I’m a big giant fan of Fiona Maazel. Her debut novel Last Last Chance, published by FSG in 2009 is a slithering gem. She writes with a kind of frank modesty, if that makes sense, like a wise old neighbor that isn’t ashamed to tell you when they had their pants pulled down. In her debut, she toggles between a global epidemic story, Christian Fundamentalism and coming of age in the time of barren vaginas. I don’t think Ms. Maazel has ever made me blush more than she has in this story of hers which appears on the Electric Reading: Recommended Reading site today.

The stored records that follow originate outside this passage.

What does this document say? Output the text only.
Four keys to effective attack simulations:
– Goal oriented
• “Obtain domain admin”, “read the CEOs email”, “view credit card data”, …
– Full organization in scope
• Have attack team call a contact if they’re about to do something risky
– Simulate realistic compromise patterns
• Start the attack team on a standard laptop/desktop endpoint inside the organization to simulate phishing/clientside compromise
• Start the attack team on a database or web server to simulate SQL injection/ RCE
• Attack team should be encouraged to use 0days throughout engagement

I am also a big fan of spying. Listening to other people talk and then writing it down. I often sit in diners and coffee shops and transcribe what I’m hearing and work it into a piece of fiction. Who will know? Nobody, that’s who. This story is bee sting accurate, and should be read twice. Our narrator runs through her past as a linguist in a remote tracking station in Australia. She sits in a common as dirt building listening to satellite transmissions from all over the world. She is the person collecting raw data that will be used to start a war. She is hip to the language that she’s listening to, but in fact, only understands every third word and is going to fill in the blanks.

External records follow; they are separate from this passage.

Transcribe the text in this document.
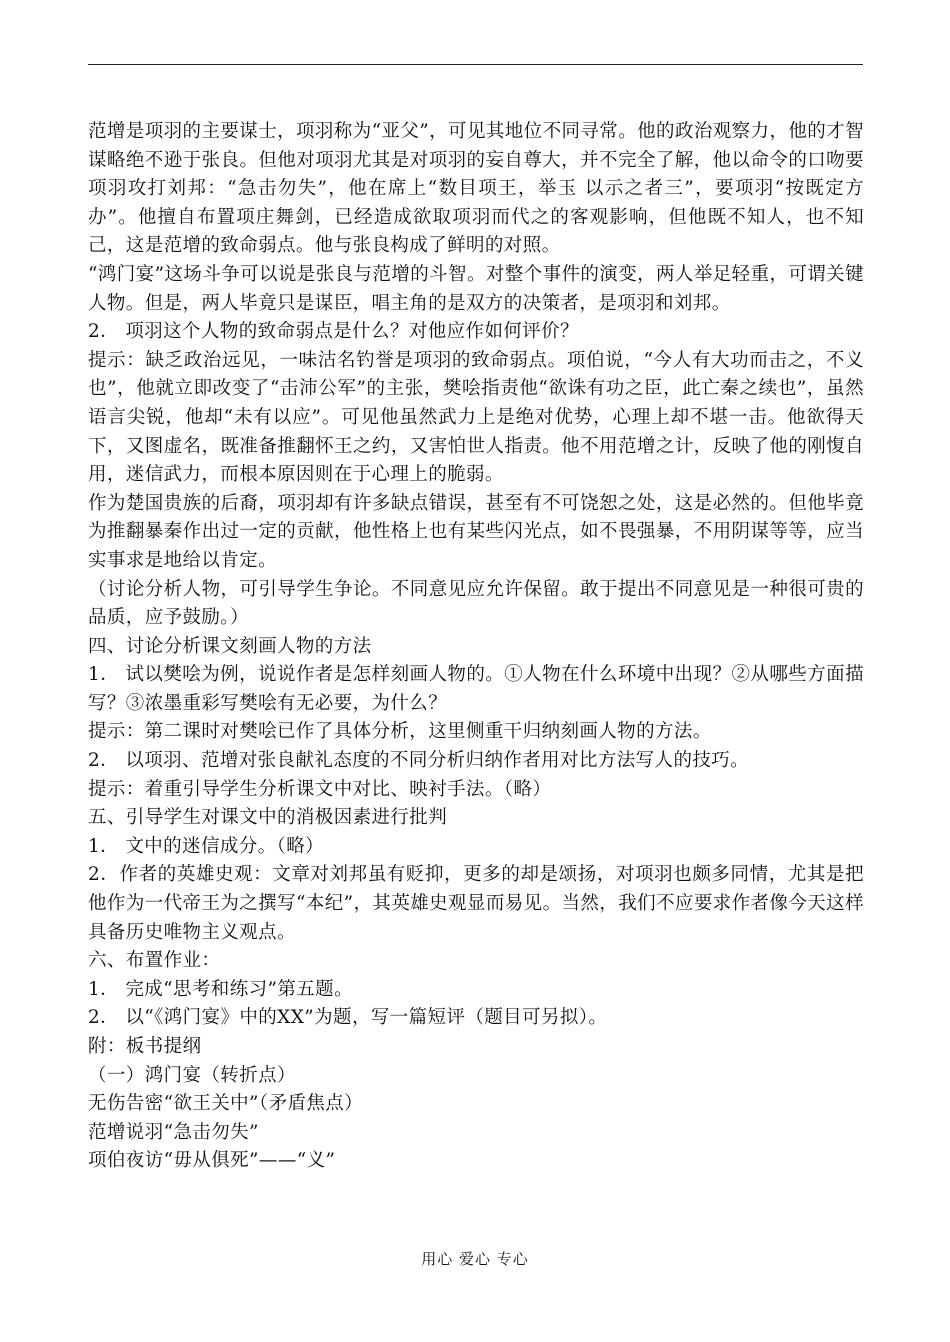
范增是项羽的主要谋士，项羽称为“亚父”，可见其地位不同寻常。他的政治观察力，他的才智谋略绝不逊于张良。但他对项羽尤其是对项羽的妄自尊大，并不完全了解，他以命令的口吻要项羽攻打刘邦：“急击勿失”，他在席上“数目项王，举玉 以示之者三”，要项羽“按既定方办”。他擅自布置项庄舞剑，已经造成欲取项羽而代之的客观影响，但他既不知人，也不知己，这是范增的致命弱点。他与张良构成了鲜明的对照。

“鸿门宴”这场斗争可以说是张良与范增的斗智。对整个事件的演变，两人举足轻重，可谓关键人物。但是，两人毕竟只是谋臣，唱主角的是双方的决策者，是项羽和刘邦。

2． 项羽这个人物的致命弱点是什么？对他应作如何评价？

提示：缺乏政治远见，一味沽名钓誉是项羽的致命弱点。项伯说，“今人有大功而击之，不义也”，他就立即改变了“击沛公军”的主张，樊哙指责他“欲诛有功之臣，此亡秦之续也”，虽然语言尖锐，他却“未有以应”。可见他虽然武力上是绝对优势，心理上却不堪一击。他欲得天下，又图虚名，既准备推翻怀王之约，又害怕世人指责。他不用范增之计，反映了他的刚愎自用，迷信武力，而根本原因则在于心理上的脆弱。

作为楚国贵族的后裔，项羽却有许多缺点错误，甚至有不可饶恕之处，这是必然的。但他毕竟为推翻暴秦作出过一定的贡献，他性格上也有某些闪光点，如不畏强暴，不用阴谋等等，应当实事求是地给以肯定。

（讨论分析人物，可引导学生争论。不同意见应允许保留。敢于提出不同意见是一种很可贵的品质，应予鼓励。）

四、讨论分析课文刻画人物的方法

1． 试以樊哙为例，说说作者是怎样刻画人物的。①人物在什么环境中出现？②从哪些方面描写？③浓墨重彩写樊哙有无必要，为什么？

提示：第二课时对樊哙已作了具体分析，这里侧重干归纳刻画人物的方法。

2． 以项羽、范增对张良献礼态度的不同分析归纳作者用对比方法写人的技巧。

提示：着重引导学生分析课文中对比、映衬手法。（略）

五、引导学生对课文中的消极因素进行批判

1． 文中的迷信成分。（略）

2．作者的英雄史观：文章对刘邦虽有贬抑，更多的却是颂扬，对项羽也颇多同情，尤其是把他作为一代帝王为之撰写“本纪”，其英雄史观显而易见。当然，我们不应要求作者像今天这样具备历史唯物主义观点。

六、布置作业：

1． 完成“思考和练习”第五题。

2． 以“《鸿门宴》中的XX”为题，写一篇短评（题目可另拟）。

附：板书提纲

（一）鸿门宴（转折点）

无伤告密“欲王关中”（矛盾焦点）

范增说羽“急击勿失”

项伯夜访“毋从俱死”——“义”

用心 爱心 专心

Of course these men and women are lonely, very lonely, and working long hours. So what do you think about when you get lonely? Sex. It doesn’t matter who is around, male or female. By the time things go underground, and my blushing starts, (yours will too) I think it’s safe to say that I really wished Ms. Maazel would write faster, and on a regular basis, at least where I could read her weekly, (maybe she does?).

Next year her second novel will be published by FSG, Woke Up Lonely.